Une position collective …

… sur une politique d’inégalités, les réformes de la « start-up nation » et la réécriture de l’histoire …

Le Comité de vigilance face aux usages publics de l’histoire (CVUH) s’est conçu dès sa création, en 2005, comme une prise de position et un engagement social. Son manifeste fondateur affirme que « les historiens-historiennes ne vivent pas dans une tour d’ivoire ».

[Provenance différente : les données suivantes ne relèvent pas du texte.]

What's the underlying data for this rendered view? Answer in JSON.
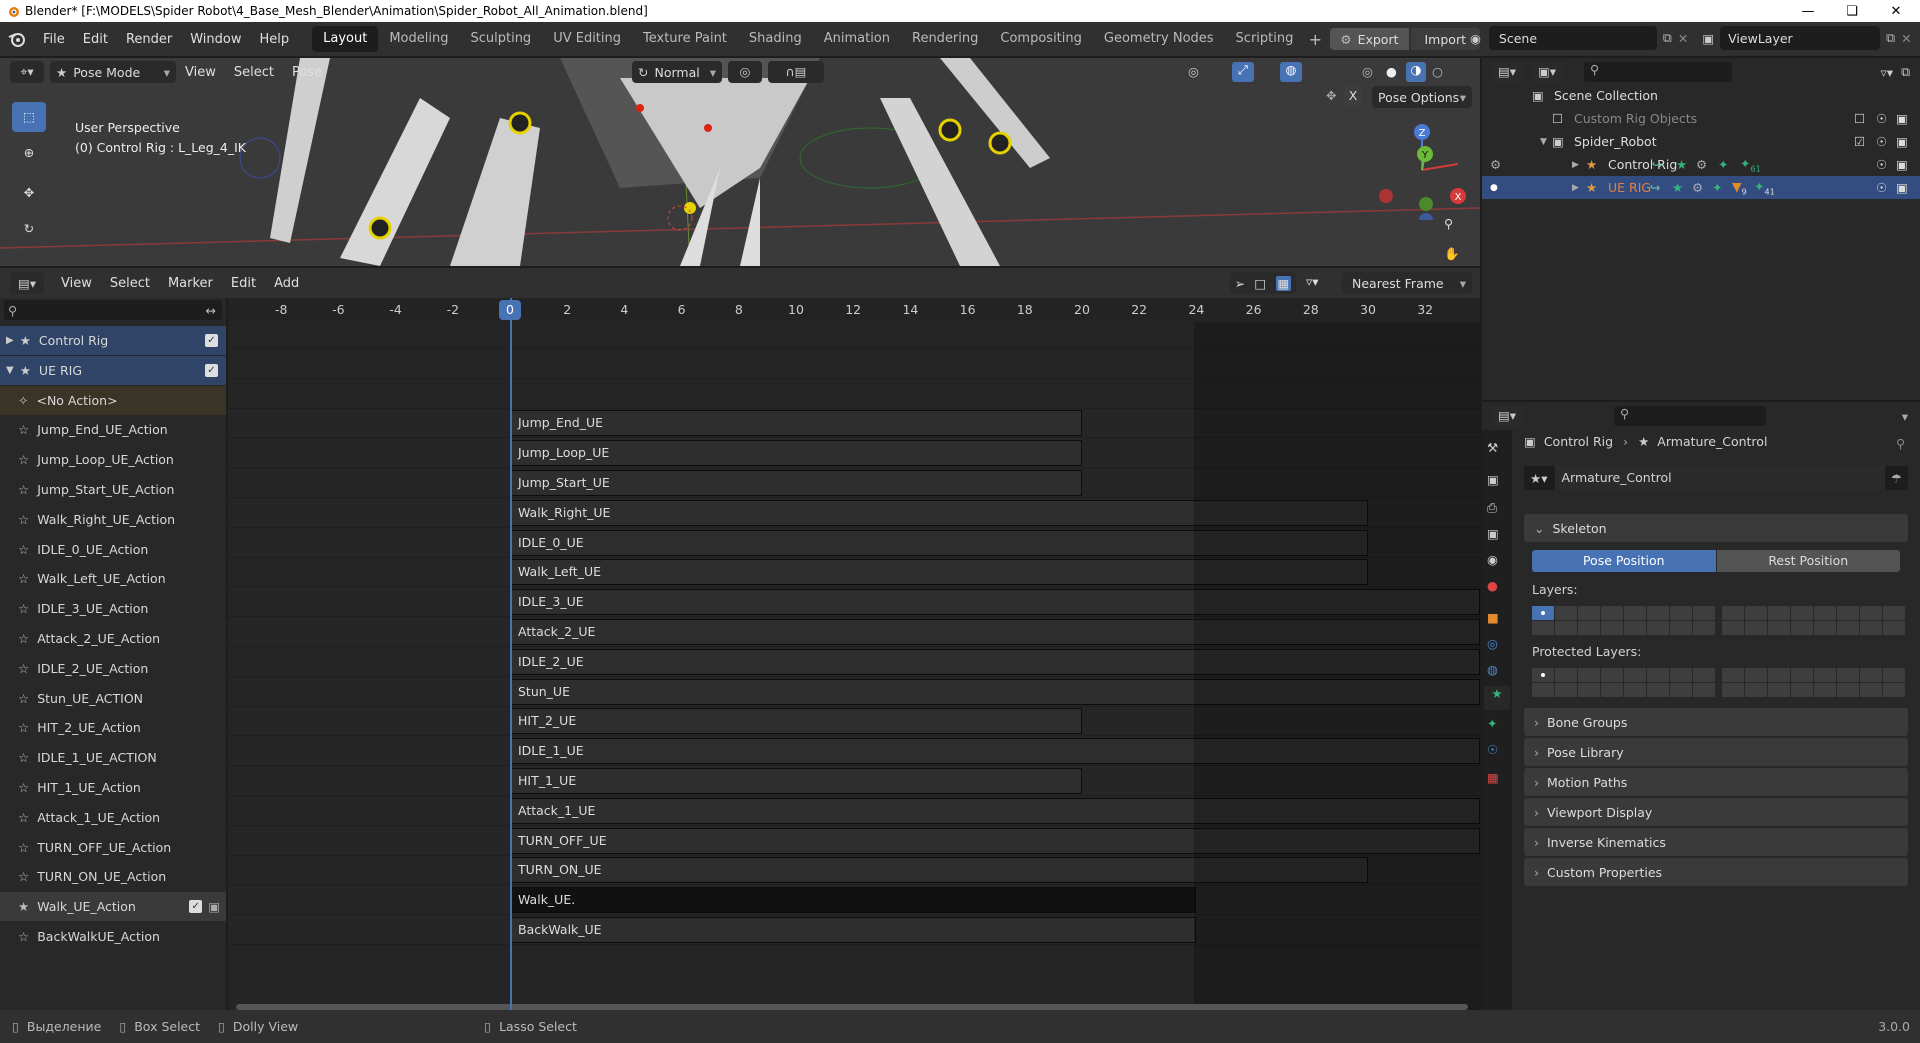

Sa vocation spécifique est celle d’un observatoire des usages et des mésusages publics de l’histoire. Mais que signifie la vigilance sans la prise de conscience que l’être social, tissé par la diversité des modes d’organisation collective, est fragilisé toujours davantage par la compétition féroce entre individus ? Est-ce la même attention à l’histoire qui est requise quand l’organisation de la société tout entière est l’objet d’un bouleversement programmé ?

Lorsque les réformes sont définies et prescrites avant même leur adoption légale, lorsque le processus de l’histoire est à un tel point confisqué, lorsque la précarisation est le seul horizon proposé, l’observation à distance du passé et de ses représentations ne peut se suffire à elle-même. Il devient nécessaire d’ajuster le regard sur le passé et les enjeux du présent dans une réflexion critique d’ensemble, sans pour autant les confondre.

La politique actuelle du gouvernement aggrave les inégalités existantes dans la société, précarise celles et ceux qu’elle réduit à des individus isolés. Elle accélère la destruction de l’organisation collective de la société en lui substituant les mécanismes du marché généralisé.

Le projet de loi sur les retraites prétend avoir pour but « la création d’un système universel de retraite » garantissant « l’égalité de tous ». Or, il engendre concrètement une logique de concurrence entre toutes et tous et l’appauvrissement du plus grand nombre. La loi de programmation pluriannuelle de la recherche, qui doit être votée prochainement au Parlement, est une forme d’étranglement progressif de la recherche et de l’enseignement supérieur publics au profit d’une logique de marché.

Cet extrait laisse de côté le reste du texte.